The problem lies with the emerging trend of young adults taking up vaping and juuling even when they have never tasted tobacco. Use of the Juul has increased by 78% in American high schoolers over the last year, whilst use of tobacco cigarettes in this cohort is declining.
The picture gets messy when we start to look at the use of juuling in these young age groups. High school teachers are understandably concerned that their degree of control over this ‘epidemic’ is getting out of hand. The aesthetic of the Juul makes it very easy to conceal in educational settings.
And why is this more worrying than a tamagotchi trend? Well, the concentration of nicotine in juul pods is far higher than traditional cigarettes, carrying an almost certain risk of nicotine addiction for all users.
Whilst nicotine is not necessarily harmful in itself, e-cigarette products like the Juul have unknown health effects. International oncology journals have stipulated that it is impossible to call such products safe at this point. Indeed, emerging research has revealed potential carcinogenic compounds in the urine of e-cigarette users. The cohort in this study were as young as sixteen. You can read more about the potential health dangers of e-cigarettes here.

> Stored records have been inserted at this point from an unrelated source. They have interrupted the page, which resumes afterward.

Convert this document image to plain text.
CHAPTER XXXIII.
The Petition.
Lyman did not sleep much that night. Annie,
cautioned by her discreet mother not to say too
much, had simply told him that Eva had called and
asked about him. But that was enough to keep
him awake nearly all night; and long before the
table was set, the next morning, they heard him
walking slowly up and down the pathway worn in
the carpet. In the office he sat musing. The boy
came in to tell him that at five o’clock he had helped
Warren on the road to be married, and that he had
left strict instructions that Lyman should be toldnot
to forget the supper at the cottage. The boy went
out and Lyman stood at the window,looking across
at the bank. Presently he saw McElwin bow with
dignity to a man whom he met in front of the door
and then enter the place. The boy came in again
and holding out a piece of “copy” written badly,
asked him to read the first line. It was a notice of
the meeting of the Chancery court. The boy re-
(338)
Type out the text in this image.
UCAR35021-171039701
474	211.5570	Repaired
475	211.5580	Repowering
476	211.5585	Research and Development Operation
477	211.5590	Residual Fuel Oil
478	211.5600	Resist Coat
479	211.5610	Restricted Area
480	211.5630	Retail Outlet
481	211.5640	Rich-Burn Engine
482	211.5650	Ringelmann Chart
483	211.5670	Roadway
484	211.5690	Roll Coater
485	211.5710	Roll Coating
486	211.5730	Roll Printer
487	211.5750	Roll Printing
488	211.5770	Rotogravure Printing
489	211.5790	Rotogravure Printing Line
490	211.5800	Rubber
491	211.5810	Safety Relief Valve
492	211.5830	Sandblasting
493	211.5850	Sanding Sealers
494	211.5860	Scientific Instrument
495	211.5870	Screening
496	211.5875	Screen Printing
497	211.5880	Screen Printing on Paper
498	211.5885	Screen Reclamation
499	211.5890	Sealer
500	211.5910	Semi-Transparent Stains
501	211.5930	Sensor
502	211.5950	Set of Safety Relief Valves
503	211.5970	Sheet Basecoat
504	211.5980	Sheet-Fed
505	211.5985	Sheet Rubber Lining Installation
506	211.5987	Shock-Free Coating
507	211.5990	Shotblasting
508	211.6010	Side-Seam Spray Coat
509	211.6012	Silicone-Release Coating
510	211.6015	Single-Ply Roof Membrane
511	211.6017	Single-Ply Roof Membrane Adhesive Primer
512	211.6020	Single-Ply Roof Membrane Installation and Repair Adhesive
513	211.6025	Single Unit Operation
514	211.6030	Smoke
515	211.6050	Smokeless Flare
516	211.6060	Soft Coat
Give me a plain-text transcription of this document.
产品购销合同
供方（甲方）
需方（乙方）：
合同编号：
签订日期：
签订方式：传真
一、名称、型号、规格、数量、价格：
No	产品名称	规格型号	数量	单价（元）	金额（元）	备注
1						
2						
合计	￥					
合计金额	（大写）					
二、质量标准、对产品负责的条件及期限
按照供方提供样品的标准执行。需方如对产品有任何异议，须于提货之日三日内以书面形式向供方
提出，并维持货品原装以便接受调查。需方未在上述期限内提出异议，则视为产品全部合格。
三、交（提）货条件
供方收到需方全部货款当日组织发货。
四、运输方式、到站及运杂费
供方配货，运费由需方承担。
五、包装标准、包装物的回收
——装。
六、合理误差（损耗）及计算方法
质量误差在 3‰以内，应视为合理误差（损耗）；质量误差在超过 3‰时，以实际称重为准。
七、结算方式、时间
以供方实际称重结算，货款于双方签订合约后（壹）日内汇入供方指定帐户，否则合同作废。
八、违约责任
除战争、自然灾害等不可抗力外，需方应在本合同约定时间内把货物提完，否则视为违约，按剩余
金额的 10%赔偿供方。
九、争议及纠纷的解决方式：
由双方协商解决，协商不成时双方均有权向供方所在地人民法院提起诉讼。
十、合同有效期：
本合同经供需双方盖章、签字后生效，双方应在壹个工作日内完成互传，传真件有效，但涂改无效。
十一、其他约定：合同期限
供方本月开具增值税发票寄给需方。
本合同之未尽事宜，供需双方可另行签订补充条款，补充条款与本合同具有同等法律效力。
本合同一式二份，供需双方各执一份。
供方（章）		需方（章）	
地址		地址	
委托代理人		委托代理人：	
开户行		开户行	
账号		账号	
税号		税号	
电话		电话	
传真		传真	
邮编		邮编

Even more alarmingly, a piece of recent research found that use of e-cigarettes predicted future cigarette smoking in twelfth grade students. This has led some educators to go so far as to describe the Juul as a gateway drug. The FDA and the centers for disease control and prevention (CDC) have thankfully heard these concerns. There is now a push to increase restrictions on the e-cigarette market for young people.
Even if you’re not juuling in the classroom, there is a message to take from this. Although e-cigarette products like the Juul have helped some people quit tobacco, they are not necessarily safe in themselves. More to the point, there is a significant risk of nicotine addiction, which can lead to users to take up smoking or revert to a previous smoking habit.